Ethiopia’s Ministry of Justice has implicated banks, microfinance institutions (MFIs), real estate developers, NGOs, remittance service providers, and car dealerships in money laundering activities. This revelation comes as officials push Parliament to ratify two important bills aimed at tackling financial crimes, including money laundering and terrorism financing.
Investigation Results and Bill Proposals
According to newly appointed Justice Minister Hana Arayaselassie and her deputies, investigations were conducted based on recommendations from international bodies like the Financial Action Task Force (FATF) and the Eastern and Southern Africa Anti-Money Laundering Group (ESAAMLG). These investigations uncovered that sectors such as real estate, NGOs, and financial institutions are being used to launder illicit assets.
The bills—focused on money laundering, asset recovery, and financing terrorism—aim to address gaps in existing laws. The main focus is on tracing the origins of illicit funds, including cash, precious metals, and smuggled commodities.
Key Provisions of the Bills
- Mandatory Identification: Dealers in precious metals, real estate agents, and car dealerships would be required to identify clients involved in large cash transactions.

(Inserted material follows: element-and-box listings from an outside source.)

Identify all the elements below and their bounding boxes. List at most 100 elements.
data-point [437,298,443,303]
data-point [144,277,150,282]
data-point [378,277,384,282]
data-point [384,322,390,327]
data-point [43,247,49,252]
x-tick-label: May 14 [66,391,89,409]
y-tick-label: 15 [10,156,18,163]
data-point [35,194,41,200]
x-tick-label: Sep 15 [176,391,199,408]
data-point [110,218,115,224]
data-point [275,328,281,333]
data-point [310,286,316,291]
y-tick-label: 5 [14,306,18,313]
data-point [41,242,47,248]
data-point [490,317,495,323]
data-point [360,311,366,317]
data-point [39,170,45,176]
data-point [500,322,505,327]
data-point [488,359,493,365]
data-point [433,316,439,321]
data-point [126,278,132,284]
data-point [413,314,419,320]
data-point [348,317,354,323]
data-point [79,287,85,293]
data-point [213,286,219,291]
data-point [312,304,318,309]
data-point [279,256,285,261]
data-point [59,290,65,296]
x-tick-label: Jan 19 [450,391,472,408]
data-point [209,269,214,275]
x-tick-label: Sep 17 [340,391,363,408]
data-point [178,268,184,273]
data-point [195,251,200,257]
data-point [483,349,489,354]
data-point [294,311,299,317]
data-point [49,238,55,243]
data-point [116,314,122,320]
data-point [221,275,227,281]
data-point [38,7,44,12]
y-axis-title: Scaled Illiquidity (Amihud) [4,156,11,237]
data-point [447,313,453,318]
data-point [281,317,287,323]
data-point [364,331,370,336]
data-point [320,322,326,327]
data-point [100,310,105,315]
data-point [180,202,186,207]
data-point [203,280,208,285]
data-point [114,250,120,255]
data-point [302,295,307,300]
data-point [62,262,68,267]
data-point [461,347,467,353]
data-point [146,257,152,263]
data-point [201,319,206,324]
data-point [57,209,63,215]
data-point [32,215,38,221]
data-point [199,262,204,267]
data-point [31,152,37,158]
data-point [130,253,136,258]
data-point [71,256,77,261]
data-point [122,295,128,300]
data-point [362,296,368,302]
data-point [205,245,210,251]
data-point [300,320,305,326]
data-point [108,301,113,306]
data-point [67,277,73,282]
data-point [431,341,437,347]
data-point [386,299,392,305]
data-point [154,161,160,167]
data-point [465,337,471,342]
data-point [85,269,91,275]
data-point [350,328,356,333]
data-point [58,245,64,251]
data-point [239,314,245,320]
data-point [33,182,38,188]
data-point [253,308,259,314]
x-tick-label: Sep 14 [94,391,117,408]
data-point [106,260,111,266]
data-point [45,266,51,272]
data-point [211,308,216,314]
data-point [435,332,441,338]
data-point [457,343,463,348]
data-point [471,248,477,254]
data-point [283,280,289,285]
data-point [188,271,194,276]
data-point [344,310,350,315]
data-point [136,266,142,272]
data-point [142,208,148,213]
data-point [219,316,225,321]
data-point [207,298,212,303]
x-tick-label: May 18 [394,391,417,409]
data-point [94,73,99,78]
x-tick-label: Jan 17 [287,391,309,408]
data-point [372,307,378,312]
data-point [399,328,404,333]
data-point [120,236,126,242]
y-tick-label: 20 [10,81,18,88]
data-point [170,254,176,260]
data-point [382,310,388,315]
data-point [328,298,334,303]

- Financial Intelligence Service (FIS): FIS would be given new powers to oversee the implementation of these laws in financial institutions and cross-border transactions.
- Cross-Border Cooperation: The bills emphasize the need for informal cooperation with financial intelligence institutions globally to curb illicit activities.
Concerns Raised by MPs
While government officials support the bills, members of Parliament (MPs) have raised several concerns. One major issue is the Asset Recovery Proclamation, which would allow investigations into asset acquisitions made up to 10 years ago, provided the assets exceed 10 million birr.
- Retrospective Investigations: Some MPs questioned the fairness of the 10-year look-back period and the 10 million birr threshold, fearing the bills could be used to target political opponents, journalists, and innocent citizens.
- Exemptions for Government Officials: Lawmakers also questioned why the bills seem to focus on the private sector while government officials remain largely unaffected.
Impact on the Diaspora and Businesses
Opposition MPs expressed concern that the bills could negatively affect Ethiopian diaspora members who sent money through the black market to buy property. They worry this money could now be seized due to the retrospective provisions of the bills.
The bills also address virtual currencies, exploring their potential role in money laundering or financing terrorism.
Government Response
Despite these concerns, the Ministry of Justice has clarified that the bills aim to tackle large-scale financial crimes, not minor offenses. The Ministry has also assured MPs that a trust will manage any recovered assets, not the Ministry itself.
The bills allow the Ministry to freeze bank accounts for up to seven days, with courts able to extend this to 120 days for special investigations. MPs have voiced concerns that this could harm businesses, as extended freezes could lead to financial losses.
Next Steps and Revisions
The bills are still under review, and Parliament is expected to make revisions before ratification. The government has stressed that the goal is to curb money laundering and financing terrorism while strengthening Ethiopia’s position in global financial systems.